狼の威嚇──正確には四足歩行獣の唸り声へと、暗闇に浮かぶ一対の光源への警戒も、遺伝子に記述され脈々と受け継がれてきた本能的恐怖心の一種だ。
生物学的には人間であるフィリップの身体も、シャドウウルフを前にして硬直を強いられる。
頭では分かっている。
その爪で引き裂かれ、その牙を突き立てられようと、フィリップが死ぬことはない。フィリップを容易く殺せる力と鋭利さがあるからこそ。

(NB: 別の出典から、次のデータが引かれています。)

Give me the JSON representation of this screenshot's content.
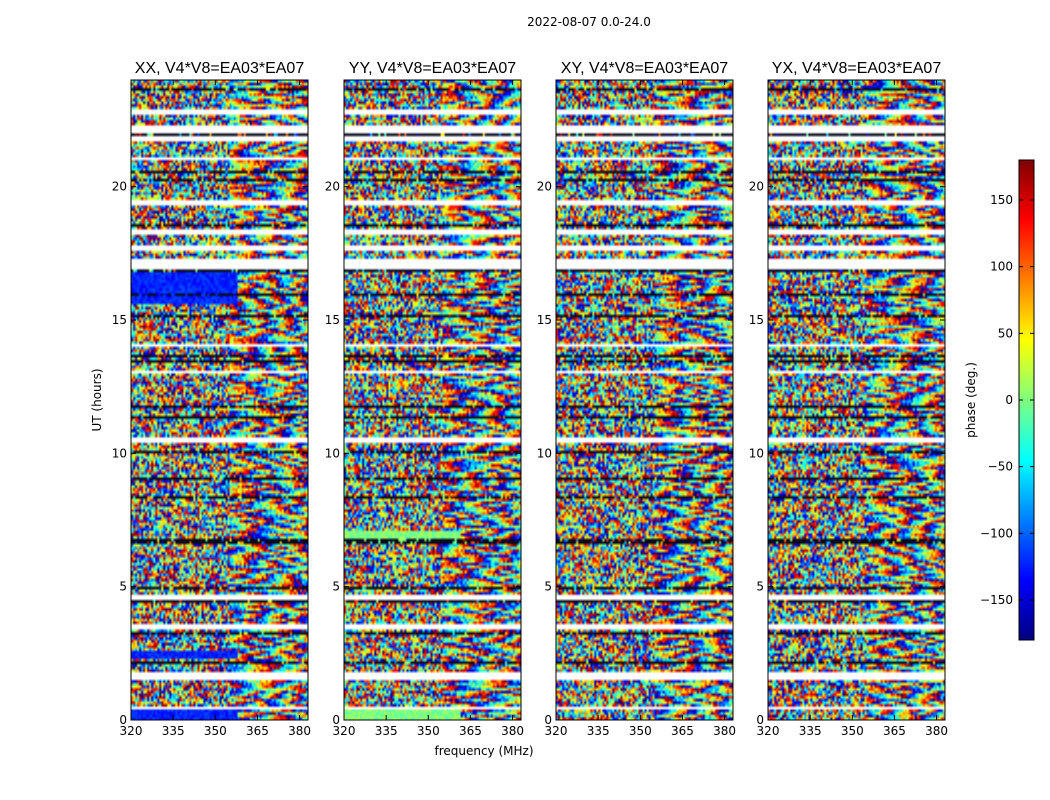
{
  "chart_data": {
    "type": "heatmap",
    "suptitle": "2022-08-07 0.0-24.0",
    "xlabel": "frequency (MHz)",
    "ylabel": "UT (hours)",
    "xlim": [
      320,
      383
    ],
    "ylim": [
      0,
      24
    ],
    "xticks": [
      320,
      335,
      350,
      365,
      380
    ],
    "yticks": [
      0,
      5,
      10,
      15,
      20
    ],
    "colormap": "jet",
    "colorbar": {
      "label": "phase (deg.)",
      "range": [
        -180,
        180
      ],
      "ticks": [
        150,
        100,
        50,
        0,
        -50,
        -100,
        -150
      ],
      "tick_labels": [
        "150",
        "100",
        "50",
        "0",
        "−50",
        "−100",
        "−150"
      ],
      "colors": [
        "#00007f",
        "#0000ff",
        "#007fff",
        "#00ffff",
        "#7fff7f",
        "#ffff00",
        "#ff7f00",
        "#ff0000",
        "#7f0000"
      ]
    },
    "flagged_gaps_hours": [
      [
        0.45,
        0.55
      ],
      [
        1.5,
        1.75
      ],
      [
        3.4,
        3.6
      ],
      [
        4.55,
        4.65
      ],
      [
        7.45,
        7.55
      ],
      [
        10.45,
        10.55
      ],
      [
        13.0,
        13.1
      ],
      [
        14.0,
        14.1
      ],
      [
        16.95,
        17.3
      ],
      [
        17.6,
        17.75
      ],
      [
        18.2,
        18.35
      ],
      [
        19.35,
        19.45
      ],
      [
        21.0,
        21.05
      ],
      [
        21.75,
        21.9
      ],
      [
        22.05,
        22.25
      ],
      [
        22.75,
        22.9
      ]
    ],
    "panels": [
      {
        "title": "XX, V4*V8=EA03*EA07",
        "polarization": "XX",
        "baseline": "V4*V8=EA03*EA07"
      },
      {
        "title": "YY, V4*V8=EA03*EA07",
        "polarization": "YY",
        "baseline": "V4*V8=EA03*EA07"
      },
      {
        "title": "XY, V4*V8=EA03*EA07",
        "polarization": "XY",
        "baseline": "V4*V8=EA03*EA07"
      },
      {
        "title": "YX, V4*V8=EA03*EA07",
        "polarization": "YX",
        "baseline": "V4*V8=EA03*EA07"
      }
    ]
  }
}
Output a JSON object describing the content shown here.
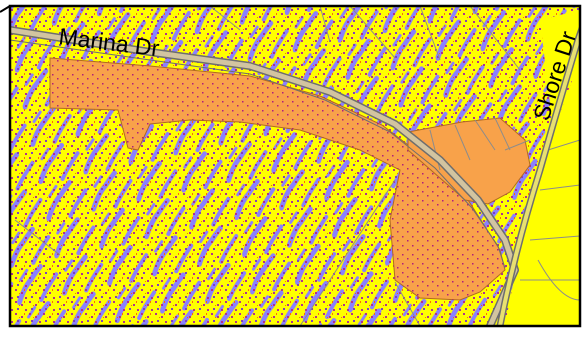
{
  "map": {
    "streets": [
      {
        "id": "marina",
        "name": "Marina Dr"
      },
      {
        "id": "shore",
        "name": "Shore Dr"
      }
    ],
    "colors": {
      "background": "#ffff00",
      "wetland_pattern": "#8a80ff",
      "speckle": "#a0209a",
      "highlight_parcels": "#f8a24a",
      "parcel_lines": "#8c8c8c",
      "road_casing": "#6e6e6e",
      "frame": "#000000"
    }
  }
}
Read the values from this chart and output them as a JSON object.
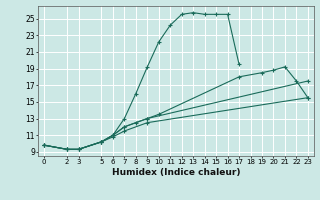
{
  "xlabel": "Humidex (Indice chaleur)",
  "ylabel": "",
  "bg_color": "#cce8e5",
  "grid_color": "#b8d8d5",
  "line_color": "#1a6b5a",
  "xlim": [
    -0.5,
    23.5
  ],
  "ylim": [
    8.5,
    26.5
  ],
  "xticks": [
    0,
    2,
    3,
    5,
    6,
    7,
    8,
    9,
    10,
    11,
    12,
    13,
    14,
    15,
    16,
    17,
    18,
    19,
    20,
    21,
    22,
    23
  ],
  "yticks": [
    9,
    11,
    13,
    15,
    17,
    19,
    21,
    23,
    25
  ],
  "series": [
    {
      "x": [
        0,
        2,
        3,
        5,
        6,
        7,
        8,
        9,
        10,
        11,
        12,
        13,
        14,
        15,
        16,
        17
      ],
      "y": [
        9.8,
        9.3,
        9.3,
        10.2,
        11.0,
        13.0,
        16.0,
        19.2,
        22.2,
        24.2,
        25.5,
        25.7,
        25.5,
        25.5,
        25.5,
        19.5
      ]
    },
    {
      "x": [
        0,
        2,
        3,
        5,
        6,
        7,
        8,
        9,
        10,
        17,
        19,
        20,
        21,
        22,
        23
      ],
      "y": [
        9.8,
        9.3,
        9.3,
        10.2,
        11.0,
        12.0,
        12.5,
        13.0,
        13.5,
        18.0,
        18.5,
        18.8,
        19.2,
        17.5,
        15.5
      ]
    },
    {
      "x": [
        0,
        2,
        3,
        5,
        6,
        7,
        9,
        23
      ],
      "y": [
        9.8,
        9.3,
        9.3,
        10.2,
        11.0,
        12.0,
        13.0,
        17.5
      ]
    },
    {
      "x": [
        0,
        2,
        3,
        5,
        6,
        7,
        9,
        23
      ],
      "y": [
        9.8,
        9.3,
        9.3,
        10.2,
        10.8,
        11.5,
        12.5,
        15.5
      ]
    }
  ]
}
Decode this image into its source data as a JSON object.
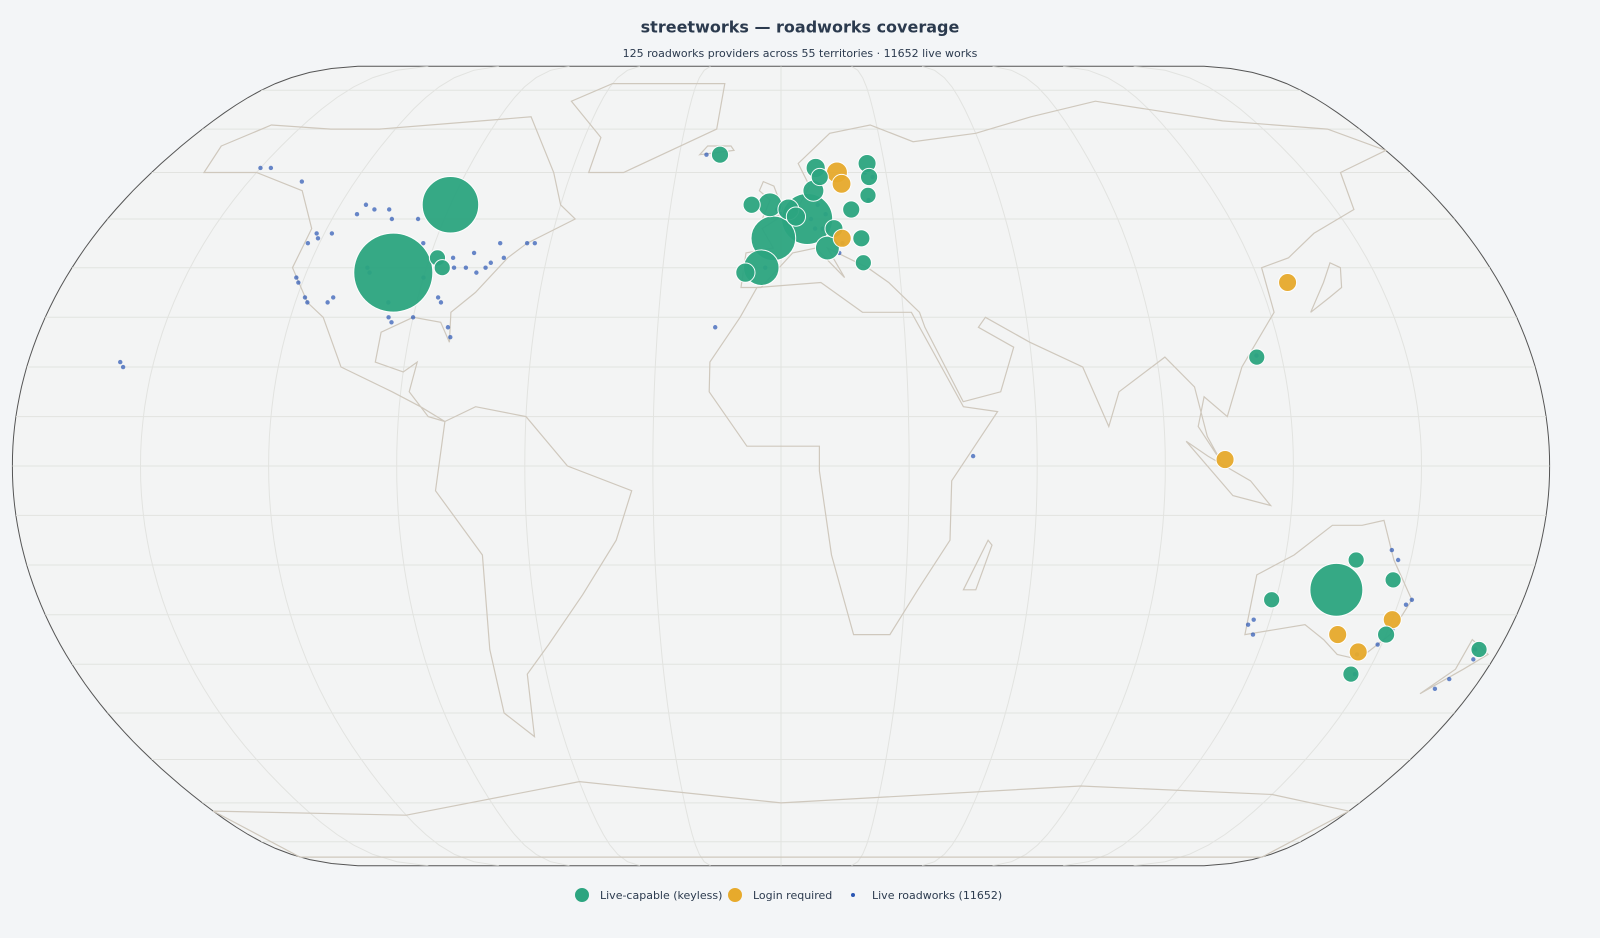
{
  "title": "streetworks — roadworks coverage",
  "subtitle": "125 roadworks providers across 55 territories · 11652 live works",
  "legend": [
    {
      "label": "Live-capable (keyless)",
      "color": "#2ca580"
    },
    {
      "label": "Login required",
      "color": "#e7aa2c"
    },
    {
      "label": "Live roadworks (11652)",
      "color": "#2a56b3"
    }
  ],
  "providers": [
    {
      "lon": -98,
      "lat": 39,
      "status": "live",
      "works": 600
    },
    {
      "lon": -90,
      "lat": 53,
      "status": "live",
      "works": 280
    },
    {
      "lon": -88,
      "lat": 42,
      "status": "live",
      "works": 8
    },
    {
      "lon": -86,
      "lat": 40,
      "status": "live",
      "works": 8
    },
    {
      "lon": -18,
      "lat": 64,
      "status": "live",
      "works": 10
    },
    {
      "lon": 7,
      "lat": 50,
      "status": "live",
      "works": 220
    },
    {
      "lon": -2,
      "lat": 46,
      "status": "live",
      "works": 160
    },
    {
      "lon": -5,
      "lat": 40,
      "status": "live",
      "works": 90
    },
    {
      "lon": -9,
      "lat": 39,
      "status": "live",
      "works": 15
    },
    {
      "lon": -3,
      "lat": 53,
      "status": "live",
      "works": 30
    },
    {
      "lon": -8,
      "lat": 53,
      "status": "live",
      "works": 10
    },
    {
      "lon": 2,
      "lat": 52,
      "status": "live",
      "works": 20
    },
    {
      "lon": 4,
      "lat": 50.5,
      "status": "live",
      "works": 15
    },
    {
      "lon": 9,
      "lat": 56,
      "status": "live",
      "works": 20
    },
    {
      "lon": 10,
      "lat": 61,
      "status": "live",
      "works": 15
    },
    {
      "lon": 11,
      "lat": 59,
      "status": "live",
      "works": 10
    },
    {
      "lon": 25,
      "lat": 62,
      "status": "live",
      "works": 12
    },
    {
      "lon": 25,
      "lat": 59,
      "status": "live",
      "works": 10
    },
    {
      "lon": 24,
      "lat": 55,
      "status": "live",
      "works": 8
    },
    {
      "lon": 19,
      "lat": 52,
      "status": "live",
      "works": 10
    },
    {
      "lon": 14,
      "lat": 48,
      "status": "live",
      "works": 12
    },
    {
      "lon": 12,
      "lat": 44,
      "status": "live",
      "works": 30
    },
    {
      "lon": 21,
      "lat": 46,
      "status": "live",
      "works": 10
    },
    {
      "lon": 21,
      "lat": 41,
      "status": "live",
      "works": 8
    },
    {
      "lon": 114,
      "lat": 22,
      "status": "live",
      "works": 8
    },
    {
      "lon": 134,
      "lat": -25,
      "status": "live",
      "works": 240
    },
    {
      "lon": 119,
      "lat": -27,
      "status": "live",
      "works": 8
    },
    {
      "lon": 147,
      "lat": -23,
      "status": "live",
      "works": 8
    },
    {
      "lon": 137,
      "lat": -19,
      "status": "live",
      "works": 8
    },
    {
      "lon": 150,
      "lat": -34,
      "status": "live",
      "works": 10
    },
    {
      "lon": 146,
      "lat": -42,
      "status": "live",
      "works": 8
    },
    {
      "lon": 175,
      "lat": -37,
      "status": "live",
      "works": 8
    },
    {
      "lon": 16,
      "lat": 60,
      "status": "login",
      "works": 20
    },
    {
      "lon": 17,
      "lat": 57.5,
      "status": "login",
      "works": 14
    },
    {
      "lon": 16,
      "lat": 46,
      "status": "login",
      "works": 12
    },
    {
      "lon": 127,
      "lat": 37,
      "status": "login",
      "works": 12
    },
    {
      "lon": 104,
      "lat": 1.3,
      "status": "login",
      "works": 12
    },
    {
      "lon": 138,
      "lat": -34,
      "status": "login",
      "works": 12
    },
    {
      "lon": 150,
      "lat": -31,
      "status": "login",
      "works": 12
    },
    {
      "lon": 145,
      "lat": -37.5,
      "status": "login",
      "works": 12
    }
  ],
  "roadworks": [
    [
      -122,
      47
    ],
    [
      -123,
      45
    ],
    [
      -121,
      46
    ],
    [
      -118,
      47
    ],
    [
      -114,
      51
    ],
    [
      -113,
      53
    ],
    [
      -110,
      52
    ],
    [
      -106,
      52
    ],
    [
      -104,
      50
    ],
    [
      -97,
      50
    ],
    [
      -122,
      38
    ],
    [
      -121,
      37
    ],
    [
      -118,
      34
    ],
    [
      -117,
      33
    ],
    [
      -112,
      33
    ],
    [
      -111,
      34
    ],
    [
      -105,
      40
    ],
    [
      -104,
      39
    ],
    [
      -97,
      33
    ],
    [
      -96,
      30
    ],
    [
      -95,
      29
    ],
    [
      -93,
      45
    ],
    [
      -90,
      38
    ],
    [
      -87,
      41
    ],
    [
      -84,
      42
    ],
    [
      -83,
      40
    ],
    [
      -80,
      40
    ],
    [
      -79,
      43
    ],
    [
      -77,
      39
    ],
    [
      -75,
      40
    ],
    [
      -74,
      41
    ],
    [
      -73,
      45
    ],
    [
      -71,
      42
    ],
    [
      -66,
      45
    ],
    [
      -64,
      45
    ],
    [
      -85,
      34
    ],
    [
      -84,
      33
    ],
    [
      -81,
      28
    ],
    [
      -80,
      26
    ],
    [
      -90,
      30
    ],
    [
      -135,
      58
    ],
    [
      -147,
      61
    ],
    [
      -150,
      61
    ],
    [
      -158,
      21
    ],
    [
      -157,
      20
    ],
    [
      -16,
      28
    ],
    [
      -22,
      64
    ],
    [
      -1,
      52
    ],
    [
      0,
      51
    ],
    [
      2,
      49
    ],
    [
      4,
      52
    ],
    [
      6,
      51
    ],
    [
      8,
      50
    ],
    [
      10,
      53
    ],
    [
      12,
      51
    ],
    [
      9,
      48
    ],
    [
      11,
      48
    ],
    [
      -3,
      43
    ],
    [
      -4,
      40
    ],
    [
      -8,
      40
    ],
    [
      18,
      59
    ],
    [
      24,
      60
    ],
    [
      26,
      59
    ],
    [
      16,
      45
    ],
    [
      15,
      43
    ],
    [
      24,
      54
    ],
    [
      45,
      2
    ],
    [
      114,
      22.3
    ],
    [
      115,
      -32
    ],
    [
      116,
      -31
    ],
    [
      117,
      -34
    ],
    [
      145,
      -17
    ],
    [
      147,
      -19
    ],
    [
      152,
      -28
    ],
    [
      153,
      -27
    ],
    [
      151,
      -33
    ],
    [
      149,
      -36
    ],
    [
      145,
      -38
    ],
    [
      147,
      -42
    ],
    [
      174,
      -37
    ],
    [
      175,
      -39
    ],
    [
      172,
      -43
    ],
    [
      170,
      -45
    ]
  ]
}
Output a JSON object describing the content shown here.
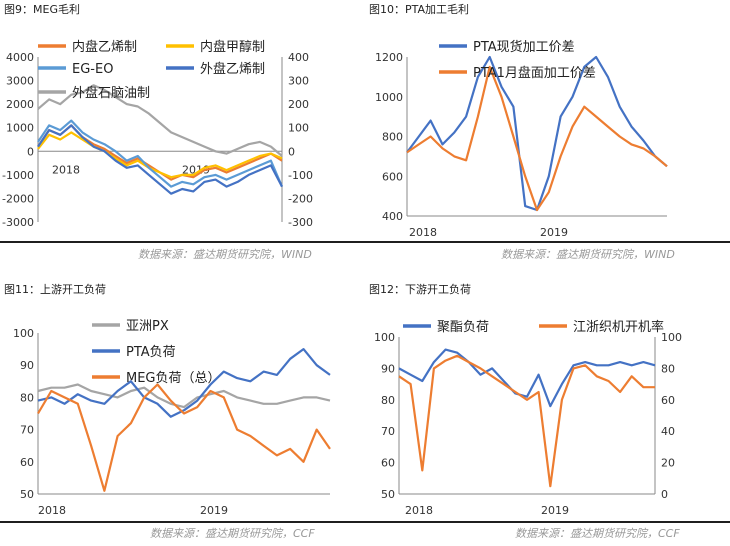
{
  "source_left": "数据来源：盛达期货研究院，WIND",
  "source_right_top": "数据来源：盛达期货研究院，WIND",
  "source_bottom": "数据来源：盛达期货研究院，CCF",
  "colors": {
    "orange": "#ED7D31",
    "yellow": "#FFC000",
    "lightblue": "#5B9BD5",
    "blue": "#4472C4",
    "gray": "#A5A5A5"
  },
  "chart_data": [
    {
      "title": "图9：MEG毛利",
      "type": "line",
      "x_ticks": [
        "2018",
        "2019"
      ],
      "y_left": {
        "ylim": [
          -3000,
          4000
        ],
        "ticks": [
          "4000",
          "3000",
          "2000",
          "1000",
          "0",
          "-1000",
          "-2000",
          "-3000"
        ]
      },
      "y_right": {
        "ylim": [
          -300,
          400
        ],
        "ticks": [
          "400",
          "300",
          "200",
          "100",
          "0",
          "-100",
          "-200",
          "-300"
        ]
      },
      "legend": "top-left",
      "series": [
        {
          "name": "内盘乙烯制",
          "color": "#ED7D31",
          "axis": "left",
          "values": [
            200,
            900,
            700,
            1100,
            600,
            300,
            100,
            -200,
            -500,
            -300,
            -600,
            -900,
            -1200,
            -1000,
            -1100,
            -800,
            -700,
            -900,
            -700,
            -500,
            -300,
            -100,
            -400
          ]
        },
        {
          "name": "内盘甲醇制",
          "color": "#FFC000",
          "axis": "left",
          "values": [
            100,
            700,
            500,
            800,
            500,
            200,
            0,
            -300,
            -600,
            -400,
            -700,
            -900,
            -1100,
            -1000,
            -1000,
            -700,
            -600,
            -800,
            -600,
            -400,
            -200,
            -100,
            -300
          ]
        },
        {
          "name": "EG-EO",
          "color": "#5B9BD5",
          "axis": "left",
          "values": [
            400,
            1100,
            900,
            1300,
            800,
            500,
            300,
            0,
            -400,
            -200,
            -700,
            -1100,
            -1500,
            -1300,
            -1400,
            -1100,
            -1000,
            -1200,
            -1000,
            -800,
            -600,
            -400,
            -1500
          ]
        },
        {
          "name": "外盘乙烯制",
          "color": "#4472C4",
          "axis": "right",
          "values": [
            20,
            90,
            70,
            110,
            60,
            20,
            0,
            -40,
            -70,
            -60,
            -100,
            -140,
            -180,
            -160,
            -170,
            -130,
            -120,
            -150,
            -130,
            -100,
            -80,
            -60,
            -150
          ]
        },
        {
          "name": "外盘石脑油制",
          "color": "#A5A5A5",
          "axis": "right",
          "values": [
            180,
            220,
            200,
            240,
            250,
            280,
            260,
            230,
            200,
            190,
            160,
            120,
            80,
            60,
            40,
            20,
            0,
            -10,
            10,
            30,
            40,
            20,
            -20
          ]
        }
      ]
    },
    {
      "title": "图10：PTA加工毛利",
      "type": "line",
      "x_ticks": [
        "2018",
        "2019"
      ],
      "y_left": {
        "ylim": [
          400,
          1200
        ],
        "ticks": [
          "1200",
          "1000",
          "800",
          "600",
          "400"
        ]
      },
      "legend": "top-left",
      "series": [
        {
          "name": "PTA现货加工价差",
          "color": "#4472C4",
          "values": [
            720,
            800,
            880,
            760,
            820,
            900,
            1100,
            1200,
            1050,
            950,
            450,
            430,
            600,
            900,
            1000,
            1150,
            1200,
            1100,
            950,
            850,
            780,
            700,
            650
          ]
        },
        {
          "name": "PTA1月盘面加工价差",
          "color": "#ED7D31",
          "values": [
            720,
            760,
            800,
            740,
            700,
            680,
            900,
            1150,
            1000,
            800,
            600,
            430,
            520,
            700,
            850,
            950,
            900,
            850,
            800,
            760,
            740,
            700,
            650
          ]
        }
      ]
    },
    {
      "title": "图11：上游开工负荷",
      "type": "line",
      "x_ticks": [
        "2018",
        "2019"
      ],
      "y_left": {
        "ylim": [
          50,
          100
        ],
        "ticks": [
          "100",
          "90",
          "80",
          "70",
          "60",
          "50"
        ]
      },
      "legend": "top-left",
      "series": [
        {
          "name": "亚洲PX",
          "color": "#A5A5A5",
          "values": [
            82,
            83,
            83,
            84,
            82,
            81,
            80,
            82,
            83,
            80,
            78,
            77,
            80,
            81,
            82,
            80,
            79,
            78,
            78,
            79,
            80,
            80,
            79
          ]
        },
        {
          "name": "PTA负荷",
          "color": "#4472C4",
          "values": [
            79,
            80,
            78,
            81,
            79,
            78,
            82,
            85,
            80,
            78,
            74,
            76,
            79,
            84,
            88,
            86,
            85,
            88,
            87,
            92,
            95,
            90,
            87
          ]
        },
        {
          "name": "MEG负荷（总）",
          "color": "#ED7D31",
          "values": [
            75,
            82,
            80,
            78,
            65,
            51,
            68,
            72,
            80,
            84,
            79,
            75,
            77,
            82,
            80,
            70,
            68,
            65,
            62,
            64,
            60,
            70,
            64
          ]
        }
      ]
    },
    {
      "title": "图12：下游开工负荷",
      "type": "line",
      "x_ticks": [
        "2018",
        "2019"
      ],
      "y_left": {
        "ylim": [
          50,
          100
        ],
        "ticks": [
          "100",
          "90",
          "80",
          "70",
          "60",
          "50"
        ]
      },
      "y_right": {
        "ylim": [
          0,
          100
        ],
        "ticks": [
          "100",
          "80",
          "60",
          "40",
          "20",
          "0"
        ]
      },
      "legend": "top-left",
      "series": [
        {
          "name": "聚酯负荷",
          "color": "#4472C4",
          "axis": "left",
          "values": [
            90,
            88,
            86,
            92,
            96,
            95,
            92,
            88,
            90,
            86,
            82,
            81,
            88,
            78,
            85,
            91,
            92,
            91,
            91,
            92,
            91,
            92,
            91
          ]
        },
        {
          "name": "江浙织机开机率",
          "color": "#ED7D31",
          "axis": "right",
          "values": [
            75,
            70,
            15,
            80,
            85,
            88,
            84,
            80,
            75,
            70,
            65,
            60,
            65,
            5,
            60,
            80,
            82,
            75,
            72,
            65,
            75,
            68,
            68
          ]
        }
      ]
    }
  ]
}
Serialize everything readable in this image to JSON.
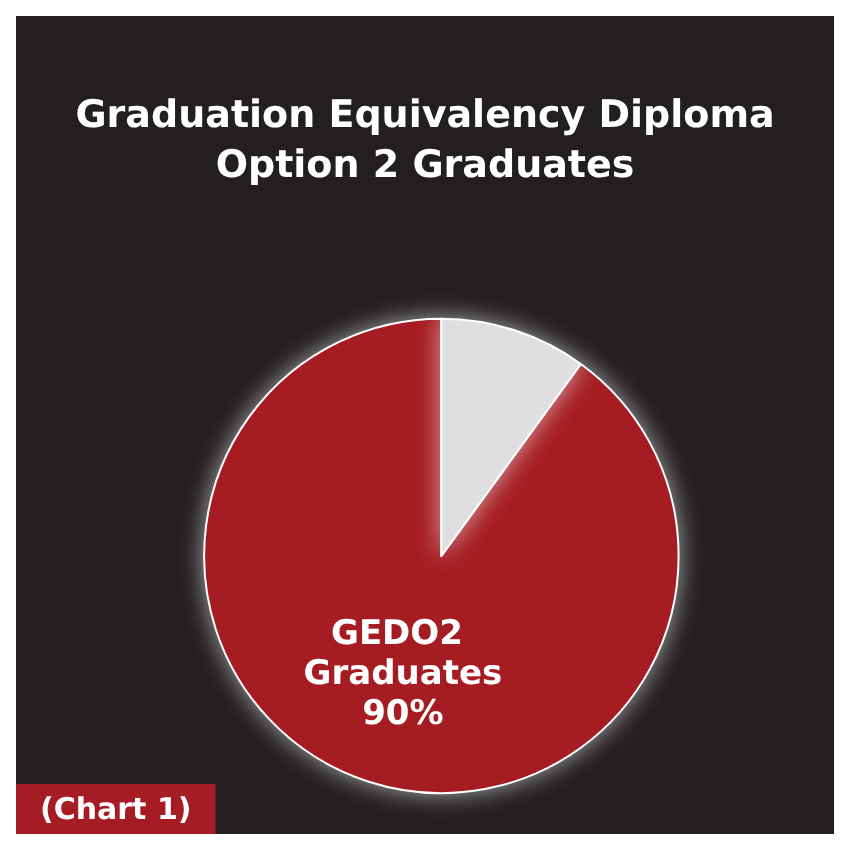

外神の視座は、眼前で唸る猛獣を脅威とも思っていない。
だが──身体が強張る。
フィリップの意志や認識に関係なく、フィリップの身体を構成する細胞が、遺伝子が、その機能に従って恐怖したような反応を返している。
これは反射だ。
眩しいから目を瞑る、熱いものを触れば手を引っ込める。そういう類の、訓練を積み重ねなければどうにもならないモノだ。
「──ふぅ」
ウルミを振って整形する動作で、深呼吸を誤魔化す。
眼前で唸りを上げるシャドウウルフは、狼の名を冠するが獣ではない。
生存本能を持たず、代わりに殺人衝動を備えた、人類の不倶戴天の敵。魔物だ。
だからフィリップの「臭い」にも反応しないし──フィリップの甘い動きを、見逃すことも無い。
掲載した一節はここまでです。